Everyone can play a part in ensuring norms and standards are put in place by governments, cities, towns, panchayats, businesses and the finance sector to eliminate unnecessary plastics. They must also put in place legislation that incentivise reduction in plastic consumption, encourage plastic reuse, invest in recycling, commit to partnerships that tackle plastic pollution and ensure the ban on the 21 items of single-use plastic is implemented.

Working to move from a linear plastics economy to a circular approach to eliminate, innovate and circulate existing plastics is a tangible way forward but requires our collective participation.

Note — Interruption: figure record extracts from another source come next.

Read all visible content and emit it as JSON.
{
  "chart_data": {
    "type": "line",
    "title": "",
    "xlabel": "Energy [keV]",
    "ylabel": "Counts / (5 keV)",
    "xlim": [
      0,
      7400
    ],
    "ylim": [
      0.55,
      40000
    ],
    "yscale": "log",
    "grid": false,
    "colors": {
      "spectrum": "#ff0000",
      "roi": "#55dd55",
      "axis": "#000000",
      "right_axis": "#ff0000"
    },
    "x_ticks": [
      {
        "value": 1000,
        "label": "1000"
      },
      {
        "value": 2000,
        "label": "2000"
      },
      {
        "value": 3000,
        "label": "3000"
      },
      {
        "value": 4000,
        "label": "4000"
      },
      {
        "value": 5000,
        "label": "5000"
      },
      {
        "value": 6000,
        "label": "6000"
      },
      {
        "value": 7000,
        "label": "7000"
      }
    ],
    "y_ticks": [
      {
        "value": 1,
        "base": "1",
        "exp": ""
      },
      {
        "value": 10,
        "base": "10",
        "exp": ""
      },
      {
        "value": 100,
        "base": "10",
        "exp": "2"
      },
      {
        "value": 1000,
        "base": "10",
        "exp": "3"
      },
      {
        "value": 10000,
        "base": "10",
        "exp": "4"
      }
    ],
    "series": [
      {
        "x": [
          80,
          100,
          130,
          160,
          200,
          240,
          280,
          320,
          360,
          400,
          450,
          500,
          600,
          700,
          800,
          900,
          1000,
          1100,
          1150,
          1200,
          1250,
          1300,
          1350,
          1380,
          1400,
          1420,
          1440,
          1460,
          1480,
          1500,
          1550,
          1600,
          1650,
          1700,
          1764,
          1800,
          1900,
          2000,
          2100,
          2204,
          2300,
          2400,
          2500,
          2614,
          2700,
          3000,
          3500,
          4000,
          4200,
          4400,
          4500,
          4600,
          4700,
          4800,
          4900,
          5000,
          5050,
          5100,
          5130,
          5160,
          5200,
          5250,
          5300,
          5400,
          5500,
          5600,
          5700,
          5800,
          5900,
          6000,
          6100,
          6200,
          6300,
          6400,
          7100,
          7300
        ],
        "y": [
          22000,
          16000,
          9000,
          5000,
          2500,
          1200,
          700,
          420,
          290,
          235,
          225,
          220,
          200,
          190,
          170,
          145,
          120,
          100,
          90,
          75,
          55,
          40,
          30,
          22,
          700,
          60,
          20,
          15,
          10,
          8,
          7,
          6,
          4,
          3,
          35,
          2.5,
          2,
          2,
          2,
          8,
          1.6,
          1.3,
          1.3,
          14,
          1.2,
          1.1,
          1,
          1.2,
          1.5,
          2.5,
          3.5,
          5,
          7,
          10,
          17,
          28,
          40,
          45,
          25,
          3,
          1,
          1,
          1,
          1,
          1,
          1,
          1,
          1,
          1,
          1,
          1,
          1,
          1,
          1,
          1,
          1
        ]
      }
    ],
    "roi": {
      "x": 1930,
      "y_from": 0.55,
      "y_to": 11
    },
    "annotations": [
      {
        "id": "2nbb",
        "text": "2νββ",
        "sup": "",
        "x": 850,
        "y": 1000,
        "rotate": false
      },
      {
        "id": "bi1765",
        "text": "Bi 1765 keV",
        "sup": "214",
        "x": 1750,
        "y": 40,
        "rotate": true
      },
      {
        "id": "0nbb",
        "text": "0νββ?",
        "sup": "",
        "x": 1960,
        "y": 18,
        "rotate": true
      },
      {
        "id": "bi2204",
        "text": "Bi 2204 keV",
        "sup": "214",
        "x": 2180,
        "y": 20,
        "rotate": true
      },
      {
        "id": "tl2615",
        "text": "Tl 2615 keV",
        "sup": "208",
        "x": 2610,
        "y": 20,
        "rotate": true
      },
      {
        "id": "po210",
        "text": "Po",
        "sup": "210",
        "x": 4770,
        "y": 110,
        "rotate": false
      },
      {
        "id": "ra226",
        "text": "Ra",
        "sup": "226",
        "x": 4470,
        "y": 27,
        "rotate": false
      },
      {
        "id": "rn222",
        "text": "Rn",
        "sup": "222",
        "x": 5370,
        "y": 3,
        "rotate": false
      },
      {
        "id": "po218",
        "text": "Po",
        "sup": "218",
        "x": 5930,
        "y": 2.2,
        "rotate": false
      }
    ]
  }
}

The good news is that countries across the globe, including India, joined hands at the 2022 UN Environment Assembly and have come up with a resolution to end plastic pollution. In addition, over 100 countries have adopted legislation on plastic bags, and many have introduced rules on single-use plastics more generally. New regulations include bans on the use of specific products such as straws, packaging materials such as polystyrene. Some countries have opted for taxes or waste-disposal fees on single-use plastics, introduced extended producer responsibility requirements, recycling targets, or bans on plastic waste imports.

But all of these measures will be incomplete if ‘we’, the citizens, don’t adopt a low resource-intensive lifestyle. It is important to remind ourselves that concepts of refuse and reduce precede reuse, recycle and repair. And the best place to start at is in our own lives. Our homes, our celebrations, our travel, our work can all become ‘Single-use Plastic Free’ and we can together ‘Beat Plastic Pollution’.

Dia Mirza is an actor and climate advocate.